General Motors, apparently stung by reports of melted-down 120-volt charging cords in early Chevy Volts, decided, reasonably enough, that the best thing they could do was replace the lot of them, to “offer a more consistent charging experience.”
The charger unit was reworked for 2013, and by “more consistent,” apparently they meant “slower”:
In self-help groups on the Internet, the culprit was quickly found: GM had reduced the default circuit load of the charger from 12 Ampere to 8 Ampere.
A third less current, and a greater safety margin at the expense of slower charging.

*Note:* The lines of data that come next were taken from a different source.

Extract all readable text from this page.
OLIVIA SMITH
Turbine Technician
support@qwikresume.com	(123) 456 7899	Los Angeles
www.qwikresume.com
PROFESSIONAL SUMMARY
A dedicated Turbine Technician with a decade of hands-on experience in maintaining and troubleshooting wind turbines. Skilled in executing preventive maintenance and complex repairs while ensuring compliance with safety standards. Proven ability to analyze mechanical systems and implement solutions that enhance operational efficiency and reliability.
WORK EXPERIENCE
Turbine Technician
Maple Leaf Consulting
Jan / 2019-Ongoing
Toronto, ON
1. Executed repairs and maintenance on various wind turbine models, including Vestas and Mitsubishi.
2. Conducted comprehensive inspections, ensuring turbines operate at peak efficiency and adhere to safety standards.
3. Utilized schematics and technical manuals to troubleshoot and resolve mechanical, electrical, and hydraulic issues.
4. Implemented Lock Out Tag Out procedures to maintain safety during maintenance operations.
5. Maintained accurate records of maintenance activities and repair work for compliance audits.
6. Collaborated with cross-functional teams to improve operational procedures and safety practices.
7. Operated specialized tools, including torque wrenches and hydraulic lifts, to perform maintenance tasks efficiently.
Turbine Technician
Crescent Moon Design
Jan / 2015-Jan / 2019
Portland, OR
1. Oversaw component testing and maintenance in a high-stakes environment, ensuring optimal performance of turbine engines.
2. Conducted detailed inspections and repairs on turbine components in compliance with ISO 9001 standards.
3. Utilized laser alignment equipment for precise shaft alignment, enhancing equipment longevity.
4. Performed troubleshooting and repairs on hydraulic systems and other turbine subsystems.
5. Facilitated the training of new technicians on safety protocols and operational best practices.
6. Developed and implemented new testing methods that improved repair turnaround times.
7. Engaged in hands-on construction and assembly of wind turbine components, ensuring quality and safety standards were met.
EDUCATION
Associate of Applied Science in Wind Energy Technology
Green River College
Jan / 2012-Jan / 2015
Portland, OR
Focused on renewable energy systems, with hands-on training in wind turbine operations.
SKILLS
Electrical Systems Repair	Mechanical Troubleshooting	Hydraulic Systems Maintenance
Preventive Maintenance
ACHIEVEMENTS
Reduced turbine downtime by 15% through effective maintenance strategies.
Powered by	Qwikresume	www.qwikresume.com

Now it seems to me that if you’re going to tool around in one of these mediumfalutin’ electrical land-based puddlejumpers, you’d probably want to hook it up to a two-twenty line and be done with it. But that runs into money, and buyers of econoboxen resent the idea of spending money if there’s a way around it. So this is no surprise:
Volt owners found out that there is a way to make the Volt charge at 12 Ampere and therefore faster. But that is buried a few levels deep in a maze of menus and most annoyingly, it can’t be made sticky. Must wade through menus every time.
The workaround goes like this:
[O]wners only have to push the “Leaf” button, select the charging tab, then charge level, and then push the amps they would like to charge at. You can change this level while driving.
“Leaf” button? Do buyers of Nissan’s Leaf get a “Volt” button? It sounds like it’s the same darn charger unit.
And a 120V outlet should be good for 15 amps assuming everything in the circuit is in perfect operating condition. Heck, my lawn mower draws 12 amps. Then again, it isn’t on for 16 hours at a stretch either.